Nam proprius tibi (Frater) honos meritusque paratur: Mais pour toi, mon frère, un honneur plus vrai, plus personnel est promis :

Nempe tuis per te gloria surgit avis. Car c’est par toi que la gloire revient illuminer tes ancêtres.

Tibi addictissimus L. Stephanus J. U. Licen. [Juris Utriusque Licentiatus] Civit. et Marchion. Pontimuss. [Civitatis et Marchionatus Pontimussi] Procognitor. Ton très dévoué L. Étienne, licencié en l’un et l’autre droit, substitut du procureur de la ville et du marquisat de Pont-à-Mousson.

Eidem Cognato suo plurimum colendo. À ce même parent, qu’il honore au plus haut point.
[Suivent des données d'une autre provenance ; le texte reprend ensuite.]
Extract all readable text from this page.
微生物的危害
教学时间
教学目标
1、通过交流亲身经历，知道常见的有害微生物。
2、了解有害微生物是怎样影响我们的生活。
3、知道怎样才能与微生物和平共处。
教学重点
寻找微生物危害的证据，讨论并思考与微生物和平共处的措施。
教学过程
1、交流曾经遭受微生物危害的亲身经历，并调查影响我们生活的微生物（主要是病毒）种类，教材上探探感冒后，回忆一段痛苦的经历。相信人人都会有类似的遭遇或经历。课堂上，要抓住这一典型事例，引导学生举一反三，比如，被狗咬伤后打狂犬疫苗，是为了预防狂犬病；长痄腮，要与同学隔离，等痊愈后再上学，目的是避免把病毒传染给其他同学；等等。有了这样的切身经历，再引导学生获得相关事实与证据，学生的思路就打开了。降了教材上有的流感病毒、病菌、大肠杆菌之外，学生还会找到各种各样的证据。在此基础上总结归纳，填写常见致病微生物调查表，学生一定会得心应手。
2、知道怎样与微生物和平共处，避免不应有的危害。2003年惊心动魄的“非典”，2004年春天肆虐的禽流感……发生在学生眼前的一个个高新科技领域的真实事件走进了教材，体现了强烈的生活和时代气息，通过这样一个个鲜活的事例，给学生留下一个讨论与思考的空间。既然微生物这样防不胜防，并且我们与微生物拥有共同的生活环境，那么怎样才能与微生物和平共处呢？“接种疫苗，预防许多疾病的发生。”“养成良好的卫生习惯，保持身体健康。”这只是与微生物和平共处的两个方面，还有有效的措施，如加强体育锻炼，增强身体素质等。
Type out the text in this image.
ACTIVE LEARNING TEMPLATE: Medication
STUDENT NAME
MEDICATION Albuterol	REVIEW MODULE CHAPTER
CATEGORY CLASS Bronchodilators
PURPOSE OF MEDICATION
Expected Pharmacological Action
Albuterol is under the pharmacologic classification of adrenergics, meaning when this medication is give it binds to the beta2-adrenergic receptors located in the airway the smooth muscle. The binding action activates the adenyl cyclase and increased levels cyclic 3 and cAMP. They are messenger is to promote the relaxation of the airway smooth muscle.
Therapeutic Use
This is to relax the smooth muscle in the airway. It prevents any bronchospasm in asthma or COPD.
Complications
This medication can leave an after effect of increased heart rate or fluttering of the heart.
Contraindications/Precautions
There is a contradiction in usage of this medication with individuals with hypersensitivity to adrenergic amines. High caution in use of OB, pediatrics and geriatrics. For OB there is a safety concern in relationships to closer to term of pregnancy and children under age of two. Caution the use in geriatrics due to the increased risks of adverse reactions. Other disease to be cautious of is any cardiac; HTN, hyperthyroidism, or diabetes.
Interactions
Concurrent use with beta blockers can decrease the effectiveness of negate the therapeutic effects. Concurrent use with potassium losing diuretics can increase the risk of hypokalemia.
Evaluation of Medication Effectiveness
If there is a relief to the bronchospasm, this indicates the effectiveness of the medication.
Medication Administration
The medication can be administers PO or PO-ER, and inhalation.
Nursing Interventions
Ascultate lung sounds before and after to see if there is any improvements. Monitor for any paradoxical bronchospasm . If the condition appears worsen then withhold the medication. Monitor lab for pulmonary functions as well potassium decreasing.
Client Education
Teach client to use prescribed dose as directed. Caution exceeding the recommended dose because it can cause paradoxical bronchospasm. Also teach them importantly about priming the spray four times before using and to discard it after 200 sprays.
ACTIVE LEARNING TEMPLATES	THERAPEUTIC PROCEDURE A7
Nascitur en iterum flammis consumpta Virago : Voici qu’elle renaît, l’Héroïne consumée par les flammes,

Qualis aromatico funere solis avis. Comme l’oiseau du soleil, de son bûcher parfumé.

Sol cujus radii dant vitam Hordallius ille est : Ce soleil dont les rayons donnent la vie, c’est Hordal lui-même :

Cujus ab illustri Virgo renata stylo. C’est par sa plume illustre que la Vierge est rendue à la vie.

Nascere secura æternum fruitura salute : Renais sans crainte, assurée d’un salut éternel :

Flammaque cum fama te sciat esse Deam. Et que les flammes comme ta renommée proclament ta divinité.

Steph. Hordal. J. P. L. Étienne Hordal, licencié en droit.

Dominicus Guillot Dominique Guillot

Eidem lectissimo Cognato suo. Au même, également son parent très distingué.

Floruerat meritis quondam celebrata triumphis Elle avait fleuri, jadis, célébrée pour ses mérites et ses triomphes,

Aurelii virgo spesque, salusque soli. La Vierge d’Orléans, l’espérance et le salut de ce sol.

Illa sed adverso nuper marcescere vento Mais voici que récemment, on la croyait flétrie par un vent contraire,

Credita, non meritis insimulata notis. Accusée à tort, de crimes qu’elle n’avait pas commis.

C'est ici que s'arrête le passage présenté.